Но даже из тех, кто проявлял интерес, выбрать было особо некого. Разве что веселая пышная дама-бухгалтер могла бы создать интересный образ княгини Тугоуховской. «Веселая бухгалтерша – интересная княгиня», – записал Владимир.

Домучил свой чай и вышел к столу Эдуард. Представился. Вплетая в рассказ английские фразы, витиевато рассказал о театральном курсе, который ему довелось прослушать в Лондоне. Прочитал монолог Чацкого «И точно, начал свет глупеть». В этом было слишком много позерства, и все же на фоне прочих он смотрелся вполне выигрышно: хорошо поставленный голос, четкая артикуляция, не зажат. Может, в самом деле – пусть играет Чацкого? «Чацкий – очень возможно Эдуард», – отметил Владимир.

– Хорошо, очень хорошо. Следующий, – сказал он.

– Можно я прочитаю и уйду? – воздвигся Компетентный Борис. И, не дожидаясь приглашения, двинулся к столу. – Я, в целом, все понял. У меня там работа стоит. Меня вам вчера представили. Хотите что-то еще узнать? Спрашивайте. Если нет – скажите, где читать, и я вернусь к делам.

И звякнул несуществующими шпорами.

– Вот, – непроизвольно вытянувшись по стойке «смирно», протянул ему листок Владимир, – явление пятое. Вы – за Скалозуба, я – за Фамусова и Чацкого.

Компетентный Борис взял в руки распечатку, приосанился. Подкрутил воображаемые усы. И, дождавшись своей очереди, густым басом вывел:

Зачем же лазить, например,
Самим!.. Мне совестно, как честный офицер.

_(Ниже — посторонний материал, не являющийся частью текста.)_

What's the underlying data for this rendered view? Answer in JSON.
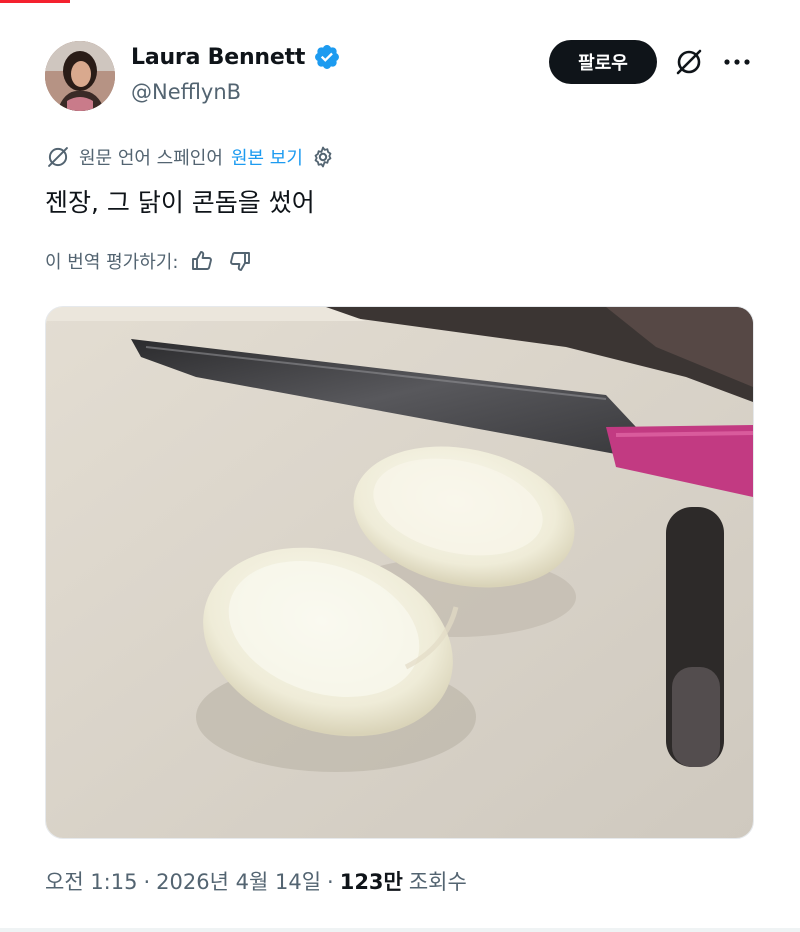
{
  "author": {
    "display_name": "Laura Bennett",
    "handle": "@NefflynB",
    "verified": true
  },
  "actions": {
    "follow_label": "팔로우",
    "grok_icon": "grok-icon",
    "more_icon": "more-icon"
  },
  "translation": {
    "source_label": "원문 언어 스페인어",
    "view_original_link": "원본 보기",
    "settings_icon": "gear-icon"
  },
  "tweet": {
    "text": "젠장, 그 닭이 콘돔을 썼어"
  },
  "rating": {
    "label": "이 번역 평가하기:",
    "like_icon": "thumbs-up-icon",
    "dislike_icon": "thumbs-down-icon"
  },
  "media": {
    "description_icon": "photo"
  },
  "meta": {
    "time": "오전 1:15",
    "separator": "·",
    "date": "2026년 4월 14일",
    "views_count": "123만",
    "views_label": "조회수"
  },
  "colors": {
    "accent": "#1d9bf0",
    "text": "#0f1419",
    "secondary": "#536471",
    "knife_handle": "#c8337f"
  }
}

Затихли шорохи в задних рядах. Когда же, совсем разойдясь, Борис Станиславович, стукнув кулаком по столу, объявил:

В тринадцатом году мы отличались с братом
В тридцатом егерском, а после в сорок пятом,

– слушатели разразились аплодисментами.

Директор по производству раскланялся, положил распечатку на стол и добавил грозно:

– Так я пойду теперь к себе! И снова сорвал аплодисменты.

Когда дверь за ним закрылась, Владимир сказал с восхищением:

– Просто готовый Скалозуб!

– Суровый человек, армейской закалки. Мог бы генералом стать, – шепотом пояснил Петр Светозарович, – но не поладил с кем-то из верховного командования. Мой свояк по линии первой жены.

Владимир взял со стола листок со списком действующих лиц и уверенно вывел напротив Скалозуба фамилию и инициалы несостоявшегося генерала.

После великолепного выступления армейского человека никто не желал читать: каждый боялся опозориться. Тогда, чтобы разрядить обстановку, Владимир пригласил к столу компьютерного гения Федю.

– А как же моя прическа? Ничего? Не смущает? – с вызовом спросил тот.

– На-ко вот, прочитай за графиню-бабушку, – велел Владимир. – Явление 19. Я – Загорецкий.

Федя хмыкнул. Просмотрел текст. Ссутулился, прищурился и прочитал, шамкая и периодически хватаясь за поясницу. Бабушка из него вышла не глуховатая, а просто вредная, но обаятельная.